Royal Visit Puts NYC's First Lady on World Stage
The eyes of the world will follow the Duchess of Cambridge on her first visit to New York when she tours a children's development center in Harlem next week.
And for much of that global audience, that moment will be their introduction to the duchess' companion: Chirlane McCray, New York City's most powerful and divisive first lady in generations.
Mayor Bill de Blasio has repeatedly said that his wife is his closest adviser, one who influences him on staffing and policy and who "is the person with whom I've built everything I've done."
"You could say that I am Bill's conscience, confidant, or adviser ? but none of those words are exactly right," McCray told The Associated Press in an email interview. "We are partners in love and work. There is only one Mayor, but when he needs help I'm there for him, and vice versa."
She runs the Mayor's Fund, which raises private money for the mayor's agenda. She shares her views on a website modeled after Eleanor Roosevelt's "My Day" newspaper column. She was one of the lead figures of City Hall's massive universal pre-kindergarten expansion, which she calls the administration's "crowning achievement."

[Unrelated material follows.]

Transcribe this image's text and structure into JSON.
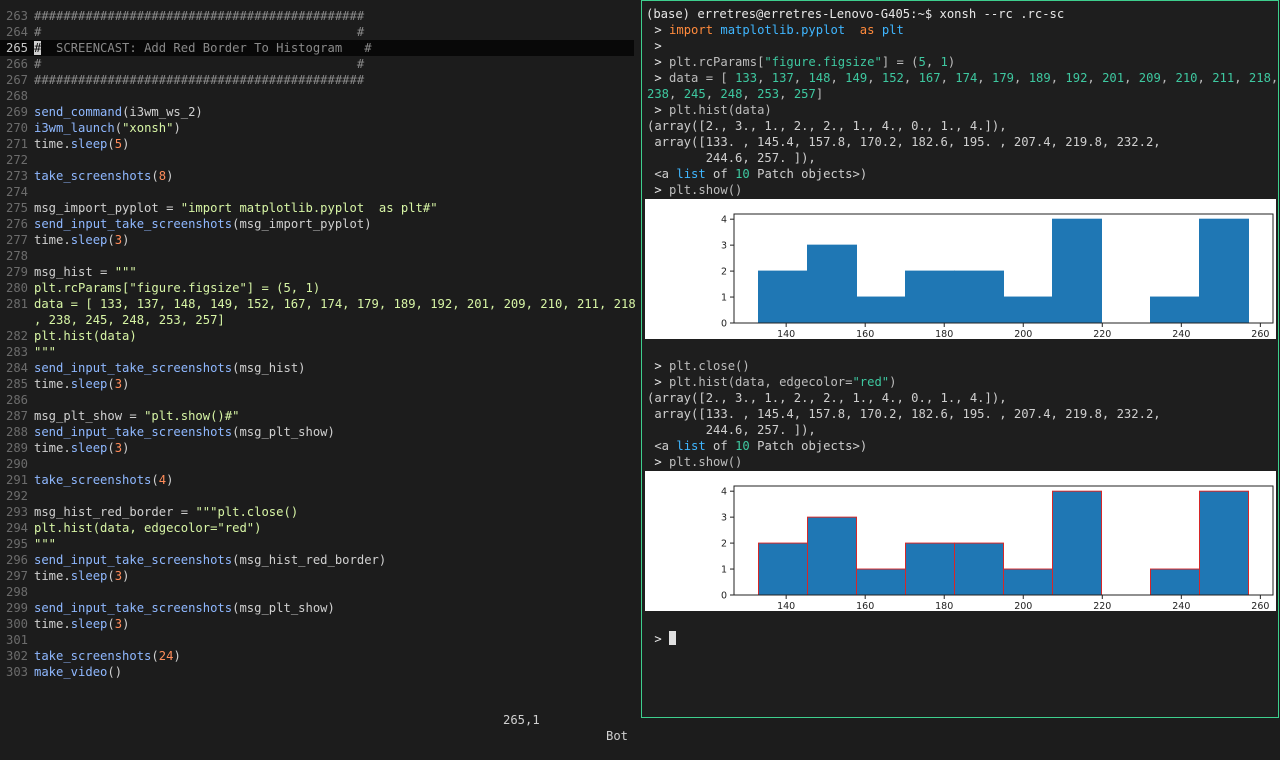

And McCray, who is black, is a beloved figure in New York's communities of color. On a pre-Thanksgiving Day campaign trip to a Brooklyn hair salon, Sen. Kirsten Gillibrand went virtually unrecognized while the first lady was greeted like a rock star.
"She doesn't carry herself like royalty. She carries herself like a regular person," said Christina Greer, a political science professor at Fordham University. "A lot of New Yorkers think: 'If anyone in politics can really understand me, it's her.'"
McCray's role has been the center of some debate. She, and the couple's two children, played a big part in de Blasio's mayoral campaign, and her husband has not discouraged comparisons to a "vote for one, get two" mantra like the one that surrounded Bill and Hillary Clinton.
But a Quinnipiac University poll released last month suggested New Yorkers were not so sure. It found that 34 percent of respondents thought a mayor's wife shouldn't be involved at all with shaping public policy, while 37 percent said she should only have a minor role.
Administration officials said McCray's position is misunderstood. They suggested that she is not often in nitty-gritty policy meetings but rather helps shape the administration's big-picture priorities and liberal spirit. The mayor frequently seeks her counsel, whether over the phone, at home or during quiet moments at City Hall.
McCray is now focused on mental health initiatives. Her stop Monday with the former Kate Middleton is at a clinic that provides mental health services for impoverished children. And the administration just launched a $130 million effort to steer those suffering from mental illness away from the criminal justice system.